How would Marskal handle this young woman? Gently and with firm calm, no doubt. “I’m sure it’s odd to be around magic and people who shapeshift.” There, I said it without undue emotion.
She looked surprised, eyes widening. They were a lovely blue, like the summer sky, her thick gold lashes a striking contrast. No wonder she’d caught Zyr’s lustful attention.

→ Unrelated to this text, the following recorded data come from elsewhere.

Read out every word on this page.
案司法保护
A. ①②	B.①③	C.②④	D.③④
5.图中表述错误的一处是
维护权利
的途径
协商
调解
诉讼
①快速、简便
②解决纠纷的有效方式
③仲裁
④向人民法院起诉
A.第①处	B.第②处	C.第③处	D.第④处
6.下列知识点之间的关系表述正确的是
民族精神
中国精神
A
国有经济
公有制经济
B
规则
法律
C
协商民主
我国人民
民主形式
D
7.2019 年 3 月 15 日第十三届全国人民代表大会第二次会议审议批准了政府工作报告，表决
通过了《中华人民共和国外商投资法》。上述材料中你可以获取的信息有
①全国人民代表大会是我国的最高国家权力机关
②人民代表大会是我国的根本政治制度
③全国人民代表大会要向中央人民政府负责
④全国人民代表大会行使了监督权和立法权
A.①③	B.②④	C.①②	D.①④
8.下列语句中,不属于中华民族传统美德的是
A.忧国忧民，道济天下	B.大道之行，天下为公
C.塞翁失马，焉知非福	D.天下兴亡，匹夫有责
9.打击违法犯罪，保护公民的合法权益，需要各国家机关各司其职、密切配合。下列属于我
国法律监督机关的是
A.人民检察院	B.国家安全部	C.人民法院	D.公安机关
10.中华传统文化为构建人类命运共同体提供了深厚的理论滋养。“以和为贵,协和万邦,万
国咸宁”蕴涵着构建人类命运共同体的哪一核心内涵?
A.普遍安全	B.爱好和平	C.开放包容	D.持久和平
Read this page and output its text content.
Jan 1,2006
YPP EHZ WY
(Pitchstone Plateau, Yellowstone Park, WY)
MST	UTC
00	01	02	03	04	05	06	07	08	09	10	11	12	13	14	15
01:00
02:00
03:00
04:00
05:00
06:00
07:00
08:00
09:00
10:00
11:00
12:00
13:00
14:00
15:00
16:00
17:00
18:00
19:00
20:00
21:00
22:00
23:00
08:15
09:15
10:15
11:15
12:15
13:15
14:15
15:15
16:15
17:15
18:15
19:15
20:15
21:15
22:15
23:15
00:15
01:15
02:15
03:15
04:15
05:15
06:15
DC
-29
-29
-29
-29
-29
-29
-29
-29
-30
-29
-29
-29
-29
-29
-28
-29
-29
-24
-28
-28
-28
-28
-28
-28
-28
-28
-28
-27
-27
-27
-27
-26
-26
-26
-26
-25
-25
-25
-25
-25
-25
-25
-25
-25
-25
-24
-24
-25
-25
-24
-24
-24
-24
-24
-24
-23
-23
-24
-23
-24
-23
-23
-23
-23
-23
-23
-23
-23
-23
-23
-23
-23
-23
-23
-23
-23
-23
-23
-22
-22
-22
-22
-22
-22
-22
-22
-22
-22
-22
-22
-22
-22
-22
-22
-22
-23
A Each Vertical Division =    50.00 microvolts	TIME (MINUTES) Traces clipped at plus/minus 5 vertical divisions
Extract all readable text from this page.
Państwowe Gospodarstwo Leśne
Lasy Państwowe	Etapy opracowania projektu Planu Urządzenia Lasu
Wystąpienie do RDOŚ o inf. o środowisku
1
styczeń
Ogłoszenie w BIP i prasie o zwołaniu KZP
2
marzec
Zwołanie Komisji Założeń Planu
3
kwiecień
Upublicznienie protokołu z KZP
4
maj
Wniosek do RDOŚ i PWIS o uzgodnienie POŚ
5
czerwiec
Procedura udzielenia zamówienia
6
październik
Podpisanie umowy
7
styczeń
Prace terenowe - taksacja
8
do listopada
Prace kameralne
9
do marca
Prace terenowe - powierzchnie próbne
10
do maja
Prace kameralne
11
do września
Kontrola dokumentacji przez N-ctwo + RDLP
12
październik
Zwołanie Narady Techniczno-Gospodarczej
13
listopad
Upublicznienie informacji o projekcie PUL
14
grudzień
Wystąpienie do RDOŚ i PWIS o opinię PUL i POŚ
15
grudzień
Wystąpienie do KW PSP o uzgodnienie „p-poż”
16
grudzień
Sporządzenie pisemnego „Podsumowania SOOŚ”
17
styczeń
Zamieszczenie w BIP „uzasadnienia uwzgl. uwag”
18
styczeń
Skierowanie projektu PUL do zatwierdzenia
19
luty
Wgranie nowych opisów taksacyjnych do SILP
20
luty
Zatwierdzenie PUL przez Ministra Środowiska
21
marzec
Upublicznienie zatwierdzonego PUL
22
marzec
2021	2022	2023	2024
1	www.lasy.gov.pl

“Not that!” She blushed. “Apologies. I didn’t mean to speak so forcefully. I only meant that, yes, that is strange, but in a gorgeous, wild way. It reminds me of home, which makes no sense, since my family estates are nothing like this.” She gazed about, bemused.
“What did you mean?” I asked, trying to be encouraging.
“Oh! I apologize. So much to take in. I meant, wandering about like this on my own, no one telling me what to do or where to go. Unprotected.”
“You have your knives, and your bow.” I indicated the weapons she wore. “You’re very good with the bow, and Jepp mentioned she’d been training you on the knives and you have a deft hand.”
“Yes.” She blushed deeper. “Everyone is so kind. I’m sure I don’t deserve it. I’m sorry—I don’t mean to imply that I’m unhappy.”
“I never thought that,” I said, feeling oddly gentle with her. I’d never heard anyone apologize so many times in one conversation. “It’s good to have some wandering time. See the sights.”
“Is it?” Her expression crumpled a little, though she forced on a smile. “I know I’m privileged to be here. It’s just that—it’s funny. All those years I longed to see the world, to do more, even though I knew I never would. And now I can and I find myself wishing someone would tell me what to do. I was so grateful when Lieutenant Marskal called us to training. Now he gave us free time and I’m… I don’t know what to do with myself.”